Selasa, 20 November 2012

Penistaan terhadap photo profil





Untuk penggunanya di Barat, foto apa yang akan muncul profil di Facebook merupakan keputusan penting. Pengguna di wilayah ini tahu betul jika wajah menjadi hal penting dalam menancapkan kesan pertama pada dunia ketika pertama kali melihat mereka.
Tidak salah jika kemudian foto profil ini harus dipilih sebaik mungkin. Mereka mengerti apa yang harus ditampilkan dan menutupi kekurangan apa yang ada di balik foto itu. Meski semua keputusan ini dilakukan pribadi, sadar atau tidak, hal ini berhubungan dengan faktor budaya.
Demikian hasil penelitian yang dipublikasikan International Journal of Psychology. Penelitian ini juga menyebut jika foto profil warga Amerika Serikat dan negara Barat lainnya, lebih fokus dan zoom-in ke wajah individu. Dibanding pengguna Facebook dari negara-negara Asia Timur yang foto profilnya lebih mencerminkan latar belakang seseorang.
Kesimpulan ini menguatkan hasil penelitian sebelumnya mengenai faktor budaya yang berpengaruh pada preferensi kognitif.
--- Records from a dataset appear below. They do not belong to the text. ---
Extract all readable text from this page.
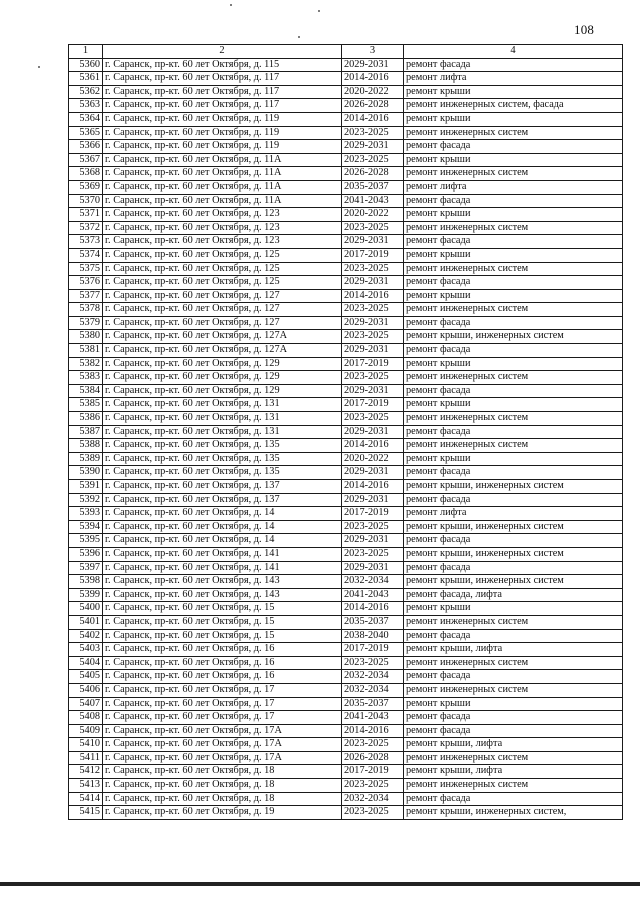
108
1	2	3	4
5360	г. Саранск, пр-кт. 60 лет Октября, д. 115	2029-2031	ремонт фасада
5361	г. Саранск, пр-кт. 60 лет Октября, д. 117	2014-2016	ремонт лифта
5362	г. Саранск, пр-кт. 60 лет Октября, д. 117	2020-2022	ремонт крыши
5363	г. Саранск, пр-кт. 60 лет Октября, д. 117	2026-2028	ремонт инженерных систем, фасада
5364	г. Саранск, пр-кт. 60 лет Октября, д. 119	2014-2016	ремонт крыши
5365	г. Саранск, пр-кт. 60 лет Октября, д. 119	2023-2025	ремонт инженерных систем
5366	г. Саранск, пр-кт. 60 лет Октября, д. 119	2029-2031	ремонт фасада
5367	г. Саранск, пр-кт. 60 лет Октября, д. 11А	2023-2025	ремонт крыши
5368	г. Саранск, пр-кт. 60 лет Октября, д. 11А	2026-2028	ремонт инженерных систем
5369	г. Саранск, пр-кт. 60 лет Октября, д. 11А	2035-2037	ремонт лифта
5370	г. Саранск, пр-кт. 60 лет Октября, д. 11А	2041-2043	ремонт фасада
5371	г. Саранск, пр-кт. 60 лет Октября, д. 123	2020-2022	ремонт крыши
5372	г. Саранск, пр-кт. 60 лет Октября, д. 123	2023-2025	ремонт инженерных систем
5373	г. Саранск, пр-кт. 60 лет Октября, д. 123	2029-2031	ремонт фасада
5374	г. Саранск, пр-кт. 60 лет Октября, д. 125	2017-2019	ремонт крыши
5375	г. Саранск, пр-кт. 60 лет Октября, д. 125	2023-2025	ремонт инженерных систем
5376	г. Саранск, пр-кт. 60 лет Октября, д. 125	2029-2031	ремонт фасада
5377	г. Саранск, пр-кт. 60 лет Октября, д. 127	2014-2016	ремонт крыши
5378	г. Саранск, пр-кт. 60 лет Октября, д. 127	2023-2025	ремонт инженерных систем
5379	г. Саранск, пр-кт. 60 лет Октября, д. 127	2029-2031	ремонт фасада
5380	г. Саранск, пр-кт. 60 лет Октября, д. 127А	2023-2025	ремонт крыши, инженерных систем
5381	г. Саранск, пр-кт. 60 лет Октября, д. 127А	2029-2031	ремонт фасада
5382	г. Саранск, пр-кт. 60 лет Октября, д. 129	2017-2019	ремонт крыши
5383	г. Саранск, пр-кт. 60 лет Октября, д. 129	2023-2025	ремонт инженерных систем
5384	г. Саранск, пр-кт. 60 лет Октября, д. 129	2029-2031	ремонт фасада
5385	г. Саранск, пр-кт. 60 лет Октября, д. 131	2017-2019	ремонт крыши
5386	г. Саранск, пр-кт. 60 лет Октября, д. 131	2023-2025	ремонт инженерных систем
5387	г. Саранск, пр-кт. 60 лет Октября, д. 131	2029-2031	ремонт фасада
5388	г. Саранск, пр-кт. 60 лет Октября, д. 135	2014-2016	ремонт инженерных систем
5389	г. Саранск, пр-кт. 60 лет Октября, д. 135	2020-2022	ремонт крыши
5390	г. Саранск, пр-кт. 60 лет Октября, д. 135	2029-2031	ремонт фасада
5391	г. Саранск, пр-кт. 60 лет Октября, д. 137	2014-2016	ремонт крыши, инженерных систем
5392	г. Саранск, пр-кт. 60 лет Октября, д. 137	2029-2031	ремонт фасада
5393	г. Саранск, пр-кт. 60 лет Октября, д. 14	2017-2019	ремонт лифта
5394	г. Саранск, пр-кт. 60 лет Октября, д. 14	2023-2025	ремонт крыши, инженерных систем
5395	г. Саранск, пр-кт. 60 лет Октября, д. 14	2029-2031	ремонт фасада
5396	г. Саранск, пр-кт. 60 лет Октября, д. 141	2023-2025	ремонт крыши, инженерных систем
5397	г. Саранск, пр-кт. 60 лет Октября, д. 141	2029-2031	ремонт фасада
5398	г. Саранск, пр-кт. 60 лет Октября, д. 143	2032-2034	ремонт крыши, инженерных систем
5399	г. Саранск, пр-кт. 60 лет Октября, д. 143	2041-2043	ремонт фасада, лифта
5400	г. Саранск, пр-кт. 60 лет Октября, д. 15	2014-2016	ремонт крыши
5401	г. Саранск, пр-кт. 60 лет Октября, д. 15	2035-2037	ремонт инженерных систем
5402	г. Саранск, пр-кт. 60 лет Октября, д. 15	2038-2040	ремонт фасада
5403	г. Саранск, пр-кт. 60 лет Октября, д. 16	2017-2019	ремонт крыши, лифта
5404	г. Саранск, пр-кт. 60 лет Октября, д. 16	2023-2025	ремонт инженерных систем
5405	г. Саранск, пр-кт. 60 лет Октября, д. 16	2032-2034	ремонт фасада
5406	г. Саранск, пр-кт. 60 лет Октября, д. 17	2032-2034	ремонт инженерных систем
5407	г. Саранск, пр-кт. 60 лет Октября, д. 17	2035-2037	ремонт крыши
5408	г. Саранск, пр-кт. 60 лет Октября, д. 17	2041-2043	ремонт фасада
5409	г. Саранск, пр-кт. 60 лет Октября, д. 17А	2014-2016	ремонт фасада
5410	г. Саранск, пр-кт. 60 лет Октября, д. 17А	2023-2025	ремонт крыши, лифта
5411	г. Саранск, пр-кт. 60 лет Октября, д. 17А	2026-2028	ремонт инженерных систем
5412	г. Саранск, пр-кт. 60 лет Октября, д. 18	2017-2019	ремонт крыши, лифта
5413	г. Саранск, пр-кт. 60 лет Октября, д. 18	2023-2025	ремонт инженерных систем
5414	г. Саранск, пр-кт. 60 лет Октября, д. 18	2032-2034	ремонт фасада
5415	г. Саранск, пр-кт. 60 лет Октября, д. 19	2023-2025	ремонт крыши, инженерных систем,
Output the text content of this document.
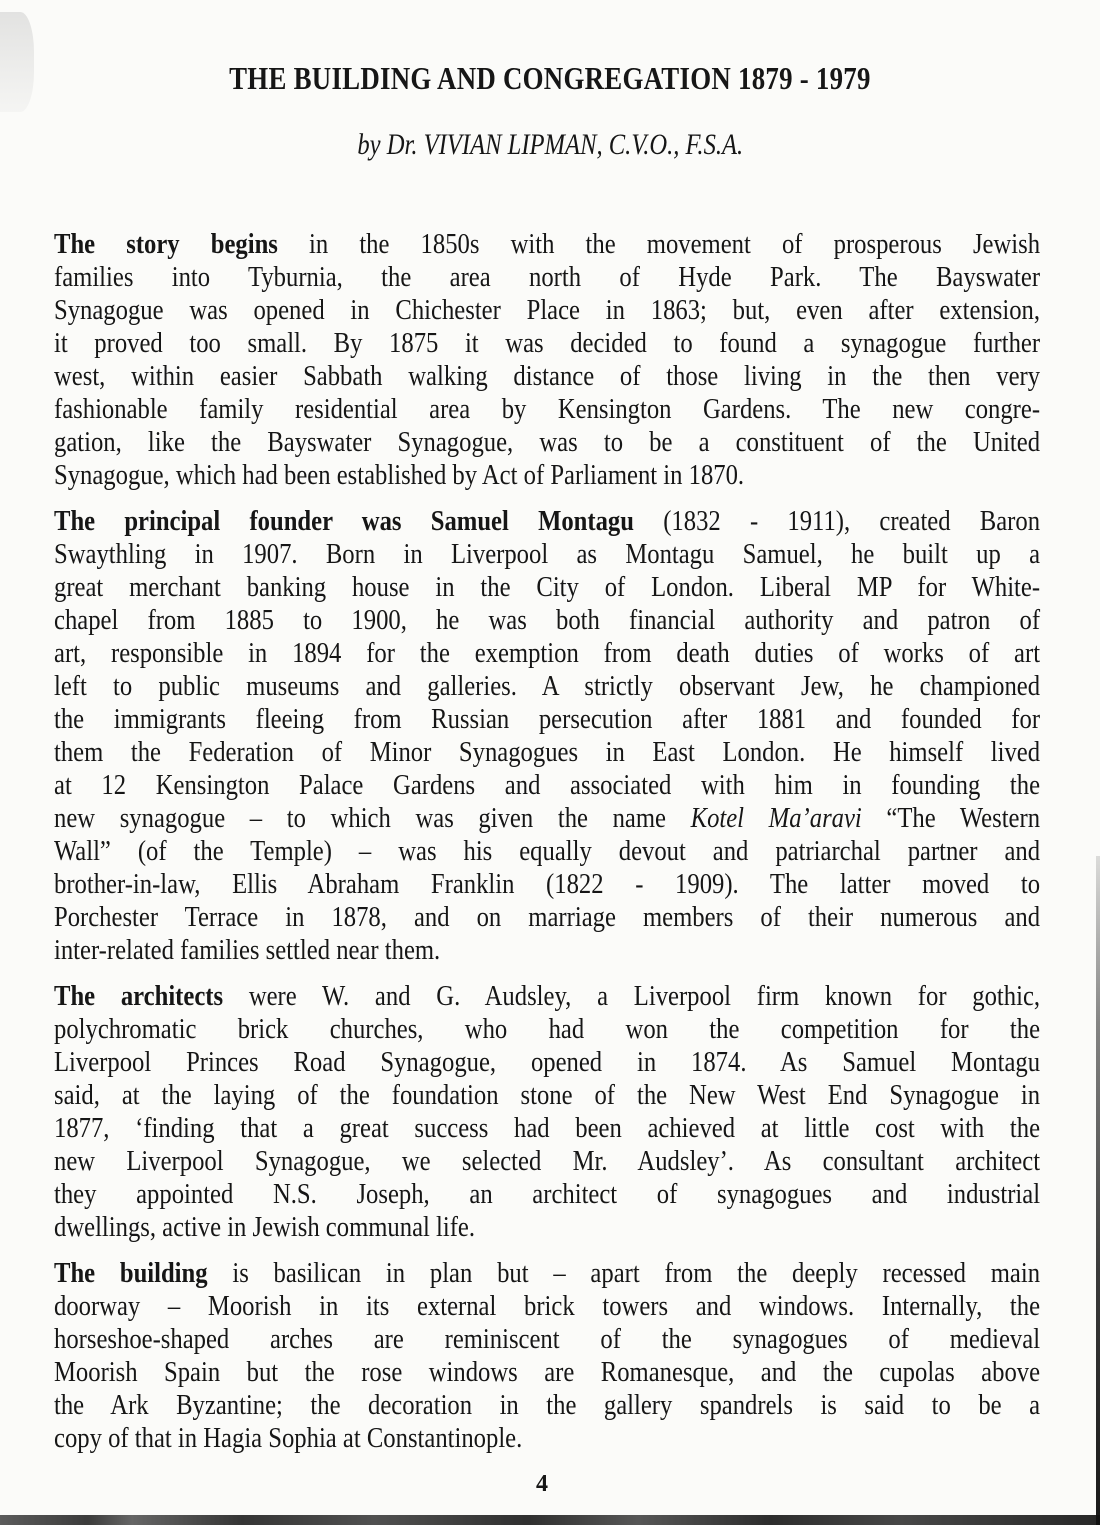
THE BUILDING AND CONGREGATION 1879 - 1979
by Dr. VIVIAN LIPMAN, C.V.O., F.S.A.
The story begins in the 1850s with the movement of prosperous Jewish
families into Tyburnia, the area north of Hyde Park. The Bayswater
Synagogue was opened in Chichester Place in 1863; but, even after extension,
it proved too small. By 1875 it was decided to found a synagogue further
west, within easier Sabbath walking distance of those living in the then very
fashionable family residential area by Kensington Gardens. The new congre-
gation, like the Bayswater Synagogue, was to be a constituent of the United
Synagogue, which had been established by Act of Parliament in 1870.
The principal founder was Samuel Montagu (1832 - 1911), created Baron
Swaythling in 1907. Born in Liverpool as Montagu Samuel, he built up a
great merchant banking house in the City of London. Liberal MP for White-
chapel from 1885 to 1900, he was both financial authority and patron of
art, responsible in 1894 for the exemption from death duties of works of art
left to public museums and galleries. A strictly observant Jew, he championed
the immigrants fleeing from Russian persecution after 1881 and founded for
them the Federation of Minor Synagogues in East London. He himself lived
at 12 Kensington Palace Gardens and associated with him in founding the
new synagogue – to which was given the name Kotel Ma’aravi “The Western
Wall” (of the Temple) – was his equally devout and patriarchal partner and
brother-in-law, Ellis Abraham Franklin (1822 - 1909). The latter moved to
Porchester Terrace in 1878, and on marriage members of their numerous and
inter-related families settled near them.
The architects were W. and G. Audsley, a Liverpool firm known for gothic,
polychromatic brick churches, who had won the competition for the
Liverpool Princes Road Synagogue, opened in 1874. As Samuel Montagu
said, at the laying of the foundation stone of the New West End Synagogue in
1877, ‘finding that a great success had been achieved at little cost with the
new Liverpool Synagogue, we selected Mr. Audsley’. As consultant architect
they appointed N.S. Joseph, an architect of synagogues and industrial
dwellings, active in Jewish communal life.
The building is basilican in plan but – apart from the deeply recessed main
doorway – Moorish in its external brick towers and windows. Internally, the
horseshoe-shaped arches are reminiscent of the synagogues of medieval
Moorish Spain but the rose windows are Romanesque, and the cupolas above
the Ark Byzantine; the decoration in the gallery spandrels is said to be a
copy of that in Hagia Sophia at Constantinople.
4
Yaitu pengguna di Asia Timur lebih sensitif mengenai informasi kontekstual dibanding pengguna Barat. Ini menjadi bukti ilmiah pertama bahwa, seperti dunia nyata, tren ini terbawa ke cara kita membawa diri kepada dunia secara online.
Uniknya lagi, penelitian terbaru ini juga menyimpulkan jika pengaruh budaya terhadap presentasi diri bisa berubah sesuai waktu dan tempat. Sebagai contoh pelajar Asia di AS, mereka akan mengikuti tren di negara yang mereka tinggali dan memasang foto profil yang sama dengan pengguna Barat.
Namun, kegemaran menunjukkan wajah secara jelas dan fokus mengundang kejahatan online yang disebut face rape. “Perkosaaan wajah” ini terjadi ketika akun Facebook seseorang dibajak pihak lain yang kemudian melakukan tindakan penghinaan atau merusak menggunakan nama si pemilik akun.
Kejahatan ini sedang berkembang di Swedia, di mana dalam laporan terakhir Swedish Data Protection Board (Datainspektionen), sekitar setengah dari anak muda di Swedia menjadi korban. Seorang anak laki-laki berusia 15 tahun dari Norrköping, timur Swedia, bahkan melaporkan kejahatan ini pada pihak kepolisian.
“Kemungkinan masih banyak kasus yang tidak dilaporkan. Sebagian mungkin karena malu karena apa yang dituliskan orang lain itu sangat tidak menyenangkan, jadi mereka memilih diam,” ujar Göran Eriksson, pihak penyidik di Norrköping.